Cars allow us to be able to get to our destinations in a fraction of time otherwise, and safely in adverse weather as well. In stormy conditions however, being able to operate a motor vehicle can be a challenging task with decreased visibility and risk of losing control of your car. With the following tips, you can help better ensure that you are prepared to engage storms and arrive at your destination safely.
Keep a Healthy Car
Staying up on maintenance will both save you money and also delay potentially costly repairs that will be necessary eventually. The easiest to check and most important for rainy weather are your windshield wipers and tires. Winner VW (Dover, DE) insists that worn-out windshield wipers are a big one. They can leave streaks of water still on the windshield which reduces visibility substantially on the road; the good news is that they are a quick and easy replacement you can do yourself! Deep, healthy tire treads (slits carved into the rubber) are engineered to displace water to allow the rest of the tire to directly contact the pavement and give you traction. Talk to your local dealer or mechanic to get your car in top shape to handle storms.
Gauge the Storm Severity
Knowing what you are about to drive into before you hit the pavement is a crucial first step in staying safe during rainstorms. Specifically, you want to look for the volume of water that is accumulating across the entire route; if there are areas that have flooding or accidents reported, you might want to consider changing up your route. Being able to safely arrive at your destination is also your number one priority if conditions make it too difficult to have clear visibility on the road or traffic in general, strongly consider waiting out the storm or taking a rain-check.
Stay Alert and in Control
Storms cause lower visibility and adverse roadway conditions, which can cause you to lose traction and give you less time to react. Activating your headlights and wipers the moment precipitation begins to fall will help increase the visibility of you and other drivers. Driving at reduced speeds in rainy conditions does two things for you; it allows you more time to react, which is important in low visibility situations and allows your tires more time to do their work with displacing water and establishing traction with the road. Leaving more room between you and the car in front will give you more time to react and buy you additional time in case you lose traction while trying to brake. If you have cruise control activated, turn it off before entering wet and rainy conditions to help you gain control.

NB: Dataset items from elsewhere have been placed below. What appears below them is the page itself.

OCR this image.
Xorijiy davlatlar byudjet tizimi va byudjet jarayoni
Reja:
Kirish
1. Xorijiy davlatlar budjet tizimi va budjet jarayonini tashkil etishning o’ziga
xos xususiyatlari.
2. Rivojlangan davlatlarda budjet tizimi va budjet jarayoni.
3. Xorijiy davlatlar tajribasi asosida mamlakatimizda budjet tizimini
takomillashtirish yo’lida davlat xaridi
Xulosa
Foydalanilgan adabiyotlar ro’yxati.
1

How to Handle Hydroplaning
The best way to mitigate hydroplaning is to avoid it altogether. Try to steer clear of oil stains, large build ups of water on the road, and conditions of running water; it only takes 1/12 of an inch of rain on the road to be able to cause hydroplaning. The moment you start to hydroplane, the car’s tires have no contact with the pavement causing the water to slide you around. If you start to hydroplane, lift your foot off the gas pedal slowly and do not engage the brakes; figure out which portion of your car is sliding. If the rear of your vehicle is sliding, gently turn into the direction your back is swinging in to help straighten the car out. If the front of the car is sliding (more evident), very gently turn against the direction you are sliding in to help straighten out the vehicle. This is known as turning into the slide, which will help you gradually straighten your car as you regain traction; overcorrecting can cause a spin-out or overturn.
Driving through stormy weather can be a difficult task, but taking some preparation and taking in these extra safety tips can make the trek more manageable and safer. Remember that avoiding driving in adverse weather conditions is the safest solution and keeping your car in good condition will help prevent accidents and breakdowns.